Betrugsvorwürfe im AfD-Kreisverband Stuttgart

Gut 40.000 Euro sollen im Stuttgarter AfD-Kreisverband verschwunden sein. Der inzwischen gestorbene Schatzmeister soll sich, so der Vorwurf, persönlich bereichert haben.

Der Landesvorstand greift hart durch gegen den Kreisvorstand. (Archivbild) Foto: Silas Stein/dpa
Der Landesvorstand greift hart durch gegen den Kreisvorstand. (Archivbild)

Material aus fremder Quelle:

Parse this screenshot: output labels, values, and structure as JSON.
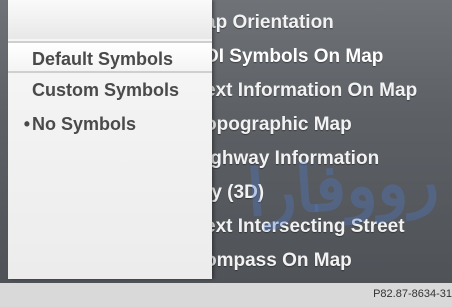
{
  "background_menu": {
    "items": [
      {
        "label": "ap Orientation"
      },
      {
        "label": "DI Symbols On Map"
      },
      {
        "label": "ext Information On Map"
      },
      {
        "label": "opographic Map"
      },
      {
        "label": "ighway Information"
      },
      {
        "label": "ty (3D)"
      },
      {
        "label": "ext Intersecting Street"
      },
      {
        "label": "ompass On Map"
      }
    ]
  },
  "popup": {
    "options": [
      {
        "label": "Default Symbols",
        "bullet": "",
        "state": "highlighted"
      },
      {
        "label": "Custom Symbols",
        "bullet": "",
        "state": "normal"
      },
      {
        "label": "No Symbols",
        "bullet": "•",
        "state": "active"
      }
    ]
  },
  "footer": {
    "code": "P82.87-8634-31"
  },
  "colors": {
    "screen_bg": "#5d6166",
    "popup_bg": "#f2f2f2",
    "menu_text": "#f2f2f2",
    "popup_text": "#4a4a4a",
    "watermark": "#5078c8"
  }
}
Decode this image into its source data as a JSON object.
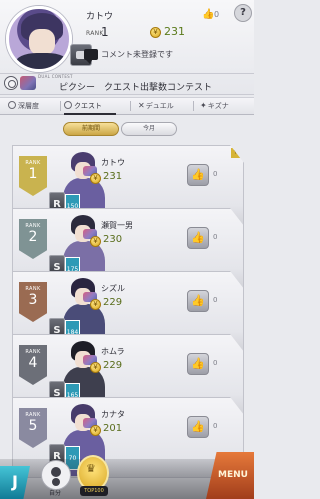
{
  "header": {
    "player_name": "カトウ",
    "rank_label": "RANK",
    "rank_value": "1",
    "points": "231",
    "likes_count": "0",
    "help_label": "?",
    "comment_text": "コメント未登録です",
    "event_small_label": "DUAL CONTEST",
    "event_title": "ピクシー　クエスト出撃数コンテスト"
  },
  "tabs": [
    {
      "label": "深層度",
      "icon": "eye-icon"
    },
    {
      "label": "クエスト",
      "icon": "target-icon",
      "active": true
    },
    {
      "label": "デュエル",
      "icon": "crossed-swords-icon"
    },
    {
      "label": "キズナ",
      "icon": "star-icon"
    }
  ],
  "period": {
    "first_label": "前期間",
    "second_label": "今月"
  },
  "colors": {
    "rank1": "#c9b34f",
    "rank2": "#7f9394",
    "rank3": "#9a6b52",
    "rank4": "#6c6f78",
    "rank5": "#8a8aa0",
    "accent_gold": "#d7a623",
    "menu_orange": "#d1602d",
    "back_cyan": "#2aa4bd"
  },
  "rows": [
    {
      "rank_label": "RANK",
      "rank": "1",
      "name": "カトウ",
      "points": "231",
      "likes": "0",
      "level": "150",
      "card": "R",
      "hair": "#4a3d6f",
      "body": "#6a5fa0",
      "tag_color": "#c9b34f",
      "badge_color": "#2e9ab6",
      "flag": "TOP"
    },
    {
      "rank_label": "RANK",
      "rank": "2",
      "name": "瀬賀一男",
      "points": "230",
      "likes": "0",
      "level": "175",
      "card": "S",
      "hair": "#2c2b3d",
      "body": "#7b6fa6",
      "tag_color": "#7f9394",
      "badge_color": "#2e9ab6"
    },
    {
      "rank_label": "RANK",
      "rank": "3",
      "name": "シズル",
      "points": "229",
      "likes": "0",
      "level": "184",
      "card": "S",
      "hair": "#2a2540",
      "body": "#4a4c78",
      "tag_color": "#9a6b52",
      "badge_color": "#2e9ab6"
    },
    {
      "rank_label": "RANK",
      "rank": "4",
      "name": "ホムラ",
      "points": "229",
      "likes": "0",
      "level": "165",
      "card": "S",
      "hair": "#1d1d26",
      "body": "#3e3f4e",
      "tag_color": "#6c6f78",
      "badge_color": "#2e9ab6"
    },
    {
      "rank_label": "RANK",
      "rank": "5",
      "name": "カナタ",
      "points": "201",
      "likes": "0",
      "level": "70",
      "card": "R",
      "hair": "#473b6a",
      "body": "#6a5fa0",
      "tag_color": "#8a8aa0",
      "badge_color": "#2e9ab6"
    }
  ],
  "bottom": {
    "back_label": "J",
    "self_label": "自分",
    "top100_label": "TOP100",
    "menu_label": "MENU"
  }
}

Stuttgart (dpa/lsw) - Mutmaßlicher Untreue-Fall bei der AfD in Stuttgart: Im AfD-Kreisverband der Landeshauptstand soll sich ein ehemaliger Schatzmeister persönlich bereichert haben. Es sei ein Betrug erfolgt, bestätigte der Co-Landesvorsitzende Emil Sänze der dpa. Der vor kurzem gestorbene Schatzmeister habe private Rechnungen vom Konto des Kreisverbands bezahlt - vom Friseur- über den Restaurantbesuch bis zum Brillenkauf. 

Insgesamt seien 45.000 Euro vom Kreisverband veruntreut worden, sagte Sänze. Die Polizei ermittle in der Sache. Zunächst hatten die Bild-Zeitung und der SWR berichtet.